At TALAVOU, delegates were fortunate to hear from representatives from a variety of organizations including UNAIDS, UNFPA and the Commonwealth Secretariat. In seeking solutions to social development concerns, Katherine Ellis from the Commonwealth Secretariat emphasized the need to create more representative youth networks as a way to take action.
“Critical factors for youth empowerment in my opinion – firstly that youth networks and youth groups are truly representative and preferably youth led, they have direct and authentic access to decision makers, and we need to make sure the focus is on young people’s capabilities and needs. Youth leaders need to be really informed, aware and effective. Young people must be driven by values and purpose.”
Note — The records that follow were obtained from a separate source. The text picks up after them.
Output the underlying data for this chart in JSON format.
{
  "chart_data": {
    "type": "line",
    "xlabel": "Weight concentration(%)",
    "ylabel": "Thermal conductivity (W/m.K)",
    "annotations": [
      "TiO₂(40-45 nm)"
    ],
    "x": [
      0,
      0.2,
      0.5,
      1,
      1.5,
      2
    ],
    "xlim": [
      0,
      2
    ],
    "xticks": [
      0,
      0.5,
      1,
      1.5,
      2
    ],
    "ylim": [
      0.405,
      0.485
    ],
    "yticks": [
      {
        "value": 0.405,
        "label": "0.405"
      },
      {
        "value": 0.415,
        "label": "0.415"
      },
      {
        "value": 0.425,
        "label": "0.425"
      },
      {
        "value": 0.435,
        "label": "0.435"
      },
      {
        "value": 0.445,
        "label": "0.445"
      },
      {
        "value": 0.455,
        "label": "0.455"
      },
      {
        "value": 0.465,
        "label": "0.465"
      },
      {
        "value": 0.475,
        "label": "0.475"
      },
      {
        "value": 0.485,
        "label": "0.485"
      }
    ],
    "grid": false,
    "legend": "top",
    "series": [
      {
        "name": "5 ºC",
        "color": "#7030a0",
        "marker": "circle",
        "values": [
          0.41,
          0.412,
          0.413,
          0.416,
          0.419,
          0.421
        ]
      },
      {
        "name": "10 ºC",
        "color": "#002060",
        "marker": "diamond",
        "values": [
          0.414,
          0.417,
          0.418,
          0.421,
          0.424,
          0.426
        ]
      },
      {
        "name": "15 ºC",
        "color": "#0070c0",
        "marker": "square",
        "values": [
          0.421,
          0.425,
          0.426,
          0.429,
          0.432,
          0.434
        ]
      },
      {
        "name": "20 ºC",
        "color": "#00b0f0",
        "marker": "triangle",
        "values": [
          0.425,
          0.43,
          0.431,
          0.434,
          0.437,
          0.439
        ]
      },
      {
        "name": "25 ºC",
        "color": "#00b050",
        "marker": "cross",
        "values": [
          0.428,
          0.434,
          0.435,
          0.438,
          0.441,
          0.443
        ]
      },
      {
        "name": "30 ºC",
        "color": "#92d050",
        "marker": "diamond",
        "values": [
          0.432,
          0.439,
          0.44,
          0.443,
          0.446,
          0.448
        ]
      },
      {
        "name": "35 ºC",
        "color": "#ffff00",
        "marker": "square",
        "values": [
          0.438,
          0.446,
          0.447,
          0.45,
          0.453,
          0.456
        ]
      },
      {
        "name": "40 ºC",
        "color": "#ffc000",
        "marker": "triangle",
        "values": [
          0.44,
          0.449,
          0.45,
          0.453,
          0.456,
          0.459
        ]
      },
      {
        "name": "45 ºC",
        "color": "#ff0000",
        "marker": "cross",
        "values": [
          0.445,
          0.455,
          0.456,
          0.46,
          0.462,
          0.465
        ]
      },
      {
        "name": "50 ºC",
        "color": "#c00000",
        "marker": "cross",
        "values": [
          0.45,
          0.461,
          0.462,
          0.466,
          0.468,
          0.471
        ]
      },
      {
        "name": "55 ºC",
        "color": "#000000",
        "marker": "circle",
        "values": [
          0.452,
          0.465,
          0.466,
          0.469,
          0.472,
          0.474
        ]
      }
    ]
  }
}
Katherine recognised the need for SIDS youth to practice “informed and structured” youth advocacy, and for governments to support strong and active youth councils. “We’ve got to make sure that young people are represented properly and not just in terms of employment, but in terms of empowerment and participation.”
“We support national youth councils very much. Any country that invests in a really well structured youth council is ten steps further down the road in terms of national development than any other country.”
As leaders prepare for the main conference proceedings next week, outcomes of the youth conference will surely remind them of the importance of youth empowerment and youth networks in tackling social development concerns across SIDS.
In reflecting on the outcomes of the youth conference, Bahamas youth delegate Crystal Alexander was hopeful. “An investment in youth is an investment in change- structural, economic or social changes. That’s the future,” she said.